From the beginning of creation God has invited all people to share his life. He walked with Adam and Eve in the garden of Eden, spoke to Moses on Sinai’s mountain, called Elijah into the intimacy of his presence and overshadowed Mary to conceive by the Holy Spirit. Our God has made known to us the mystery of his purpose: “…that he would bring everything together under Christ.”
The Lord draws each person to himself in many varied vocations. Some of the faithful, in pursuit of perfect charity, are called to manifest within the Church and to the world a life totally intent upon prayer and the quest for intimacy with God. The Order of Carmel exists for this purpose. Carmelites symbolize the innate longing of each person for transforming union with the Lord who created us.
In solitude and in community the Nuns of Carmel “meditate day and night on the law of the Lord.” (Rule) Ours is a heritage rooted in the spirit of Elijah, the prophet. In ancient Palestine, Elijah retreated to the mountain of Carmel, where in a solitary cave he conversed with Yahweh. “Zealous for the Lord God of Hosts”, Elijah’s prophetic word challenged his people to faithful service of the one true god. Over the centuries Mount Carmel was inhabited by others who were fired with this same zeal. The charism of their lives would later be enfleshed within the Church in the contemplative form of religious life known as the Order of the Blessed Virgin Mary of Mount Carmel.

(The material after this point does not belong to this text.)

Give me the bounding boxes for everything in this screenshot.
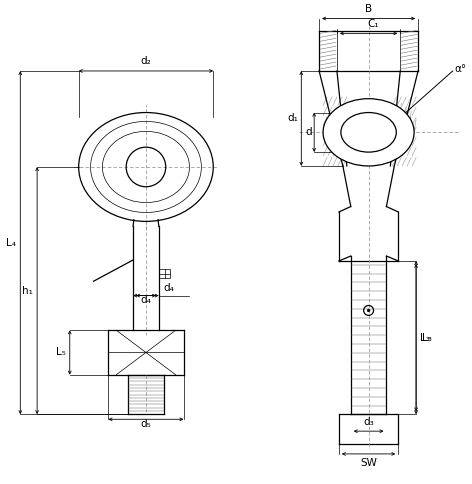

Carmel is totally Marian. It is to Mary, model and most eminent disciple of Jesus, that Carmelites look as exemplar of faith and charity, for she “let it be done” to her according to God’s word. The Order of Carmel is dedicated to imitate Mary’s life of constant prayer for the Church and for all people.
The Discalced Carmelite nuns who follow the Reform of Saint Teresa of Jesus are women of prayer gathered in solitary places and summoned in community to live the imperatives of the Gospel in openness to transcendent mystery. In faith and love we share our life in Christ. All that we have and all that we are becomes gift to God after the pattern of Jesus.
The unfolding of Saint Teresa’s own prayer life endowed her with the gifts necessary to instill in her daughters a deep desire for prayer and to instruct them in its ways. For her, prayer was apostolic, the means of serving the Church she loved. She urged her daughters to give their lives generously in this service: “Let us strive to be the kind of persons whose prayers can be useful in helping those servants of God (leaders of the Church) who through much toil have strengthened themselves with learning and a good life and have labored so as now to help the Lord.”
In the teachings of St. John of the Cross, we are called to the heights of love in mystical marriage through complete detachment of spirit. He tells us that “at the evening of life, you will be examined in love…for a little of this pure love is more precious to God and the world and more beneficial to the church, even though it seems one is doing nothing, than all…other works put together.”